Wow, that really isn't as wide as I was expecting. It would look great with some 4" cloaks. It would save some headache as far as shortening the 44. It would also be cheaper for now since I don't have to buy everything (locker,gears, install kit) at the same time like the Waggy I was looking for. But that means I need to sell my 8.8 for a FW. I will certainly comb the yard Thursday. I believe the ideal HP44 is out of a 1976-77 F150 and I think those had an 8.8 as well. I really hate jumping around so much like this but I think this is how my build would have ended up in the end. As close to 1 tons as possible without getting there.
 
#500 ·
That is the right years but they had a 9" rear. 80s through mid 90s had the 8.8 in the back with the V6 engine. After 95 or so they changed to a weird metric bolt pattern. Also, the full width 8.8s have drum brakes, not a huge deal if you ask me though.

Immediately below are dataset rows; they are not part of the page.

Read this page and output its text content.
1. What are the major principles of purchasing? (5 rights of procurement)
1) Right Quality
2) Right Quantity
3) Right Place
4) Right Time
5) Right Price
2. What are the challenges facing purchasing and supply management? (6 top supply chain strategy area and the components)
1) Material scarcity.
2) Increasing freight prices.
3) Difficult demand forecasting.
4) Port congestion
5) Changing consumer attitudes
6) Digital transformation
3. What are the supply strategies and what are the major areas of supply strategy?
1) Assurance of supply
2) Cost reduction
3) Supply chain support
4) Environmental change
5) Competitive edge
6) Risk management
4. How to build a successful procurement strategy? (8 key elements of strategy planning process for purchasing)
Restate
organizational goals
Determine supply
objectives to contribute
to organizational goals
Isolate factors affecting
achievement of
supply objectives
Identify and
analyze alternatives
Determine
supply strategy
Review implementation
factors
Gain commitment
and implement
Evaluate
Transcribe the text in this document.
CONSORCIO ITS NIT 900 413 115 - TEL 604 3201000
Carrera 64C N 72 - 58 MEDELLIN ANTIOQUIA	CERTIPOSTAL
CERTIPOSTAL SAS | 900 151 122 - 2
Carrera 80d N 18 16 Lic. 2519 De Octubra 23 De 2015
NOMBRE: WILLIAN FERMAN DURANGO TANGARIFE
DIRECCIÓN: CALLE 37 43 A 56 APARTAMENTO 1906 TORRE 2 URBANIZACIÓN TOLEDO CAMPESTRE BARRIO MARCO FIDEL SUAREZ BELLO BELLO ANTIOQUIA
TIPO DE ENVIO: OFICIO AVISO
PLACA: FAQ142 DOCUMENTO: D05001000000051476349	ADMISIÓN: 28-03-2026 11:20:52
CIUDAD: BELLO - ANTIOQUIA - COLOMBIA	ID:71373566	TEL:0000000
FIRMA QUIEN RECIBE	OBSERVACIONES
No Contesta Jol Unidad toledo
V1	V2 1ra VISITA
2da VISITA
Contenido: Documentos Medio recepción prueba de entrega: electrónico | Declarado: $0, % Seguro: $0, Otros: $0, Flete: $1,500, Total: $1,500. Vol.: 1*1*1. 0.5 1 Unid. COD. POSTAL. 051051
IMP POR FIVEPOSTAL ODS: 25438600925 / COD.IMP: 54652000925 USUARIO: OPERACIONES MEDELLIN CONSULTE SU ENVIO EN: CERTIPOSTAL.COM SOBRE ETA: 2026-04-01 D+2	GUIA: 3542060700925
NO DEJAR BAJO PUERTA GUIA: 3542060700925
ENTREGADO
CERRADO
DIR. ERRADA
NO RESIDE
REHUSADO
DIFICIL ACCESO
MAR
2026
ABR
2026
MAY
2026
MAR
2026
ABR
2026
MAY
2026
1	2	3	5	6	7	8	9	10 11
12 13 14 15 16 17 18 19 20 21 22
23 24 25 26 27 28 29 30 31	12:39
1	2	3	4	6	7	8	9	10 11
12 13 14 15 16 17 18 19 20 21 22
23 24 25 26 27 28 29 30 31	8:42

The models with the metric pattern might have discs, so if you would rather have discs you can get one of those and redrill the shafts to 5x5.5.
 
#506 ·
That is true but they are much heavier with a much lower pumpkin. Since I'm stopping at 37's, an 8.8 should be a much simpler swap (which I already have the parts for) which will be fine for 37's. I'm not running 40's here.
 
#512 ·
midnight_f150 said:
True the diff does hang low but it doesnt have c clips. I'm just not a fan of the 8.8 ive seen them fail first hand in my step brother drag car.
That is a bit different scenario wouldn't you say? The 8.8 is a proven platform for 37s and under. C clips aren't a big deal in an 8.8 as the shafts are more likely to twist than ever break with stock shafts, and if you can break a chromo 8.8 shaft you are doing something wrong.